Now prove the following:
Proposition 7.3 Given the MDP \((\ALPHABET S, \ALPHABET A, P, \{c_t\})\), define the folded MDP as \((\ALPHABET S_{\ge 0}, \ALPHABET A, \tilde P, \{c_t\})\), where \(\tilde P(a) = \mathcal F P(a)\) for all \(a \in \ALPHABET A\). Let \(\tilde Q_t \colon \ALPHABET S_{\ge 0} \times \ALPHABET A \to \reals\), \(\tilde V_t \colon \ALPHABET S_{\ge 0} \to \reals\) and \(\tilde π_t^* \colon \ALPHABET S_{\ge 0} \to \ALPHABET A\) denote the action-value function, value function and the policy of the folded MDP. Then, if the original MDP satisfies conditions (A1) and (A2) then, for any \(s \in \ALPHABET S\) and \(a \in \ALPHABET A\), \[ Q_t(s,a) = \tilde Q_t(|s|, a), \quad V_t(s) = \tilde V_t(|s|), \quad π_t^*(s) = \tilde π_t^*(|s|). \]
The result of the previous part implies that if the value function \(\tilde V_t\) and the policy \(\tilde π^*_t\) are monotone increasing, then the value function \(V_t\) and the policy \(π^*_t\) are even and quasi-convex. This gives us a method to verify if the value function and optimal policy are even and quasi-convex.
Now, recall the model of the Internet of Things presented in Q2 of Assignment 3. The numerical experiments that you did in Assignment 3 suggest that the value function and the optimal policy are even and quasi-convex. Prove that this is indeed the case.

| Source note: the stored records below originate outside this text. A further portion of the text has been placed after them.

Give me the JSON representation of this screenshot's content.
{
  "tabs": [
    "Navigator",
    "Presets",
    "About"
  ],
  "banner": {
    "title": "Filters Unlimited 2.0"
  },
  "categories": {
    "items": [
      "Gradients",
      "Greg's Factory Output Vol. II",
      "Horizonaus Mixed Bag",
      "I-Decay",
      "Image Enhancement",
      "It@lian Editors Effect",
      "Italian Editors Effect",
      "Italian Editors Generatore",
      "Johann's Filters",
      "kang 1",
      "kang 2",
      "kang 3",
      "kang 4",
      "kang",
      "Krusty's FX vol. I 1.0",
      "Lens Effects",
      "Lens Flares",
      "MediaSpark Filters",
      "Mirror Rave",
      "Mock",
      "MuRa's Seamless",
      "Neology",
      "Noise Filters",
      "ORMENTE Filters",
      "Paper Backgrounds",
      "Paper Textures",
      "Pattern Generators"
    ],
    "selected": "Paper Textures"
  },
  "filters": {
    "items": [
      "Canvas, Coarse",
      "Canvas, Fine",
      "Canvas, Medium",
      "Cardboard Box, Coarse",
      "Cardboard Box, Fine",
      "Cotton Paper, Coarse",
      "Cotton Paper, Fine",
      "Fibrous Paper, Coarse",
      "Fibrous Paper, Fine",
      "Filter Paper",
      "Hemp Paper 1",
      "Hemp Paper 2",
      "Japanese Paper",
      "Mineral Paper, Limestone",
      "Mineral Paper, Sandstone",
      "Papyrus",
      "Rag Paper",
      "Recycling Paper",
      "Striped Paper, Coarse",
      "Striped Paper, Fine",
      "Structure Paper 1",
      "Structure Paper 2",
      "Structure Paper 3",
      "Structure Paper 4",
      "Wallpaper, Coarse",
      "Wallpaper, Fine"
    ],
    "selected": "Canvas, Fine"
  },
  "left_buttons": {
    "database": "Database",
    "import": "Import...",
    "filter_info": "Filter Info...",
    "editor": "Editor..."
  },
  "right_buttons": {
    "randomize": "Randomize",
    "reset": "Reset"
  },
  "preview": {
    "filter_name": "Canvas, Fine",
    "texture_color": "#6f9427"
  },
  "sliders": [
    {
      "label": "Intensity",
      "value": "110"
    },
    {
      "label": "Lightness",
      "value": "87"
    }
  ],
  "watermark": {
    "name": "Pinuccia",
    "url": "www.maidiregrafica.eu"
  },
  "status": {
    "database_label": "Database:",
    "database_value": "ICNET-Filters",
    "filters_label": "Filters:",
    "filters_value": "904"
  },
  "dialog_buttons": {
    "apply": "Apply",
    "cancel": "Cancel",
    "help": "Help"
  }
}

Now suppose the distribution of \(W_t\) is not Gaussian but is some general probability density \(\varphi(\cdot)\) and the cost function is \[ c(e,a) = \lambda a + (1 - a) d(e). \] Find conditions on \(\varphi\) and \(d\) such that the value function and optimal policy are even and quasi-convex.
Notes
Stochastic dominance has been employed in various areas of economics, finance, and statistics since the 1930s. See Levy (1992) and Levy (2015) for detailed overviews. The notion of stochastic monotonicity for Markov chains is due to Daley (1968). For a generalization of stochastic monotonicity to continuous state spaces, see Serfozo (1976). The characterization of stochastic monotonicity in Exercise 7.1–Exercise 7.4 are due to Keilson and Kester (1977).
Ross (1974) has an early treatment of monotonicity of optimal policies. The general theory was developed by Topkis (1998). The presentation here follows Puterman (2014). Exercise 7.6 is from Chakravorty and Mahajan (2018).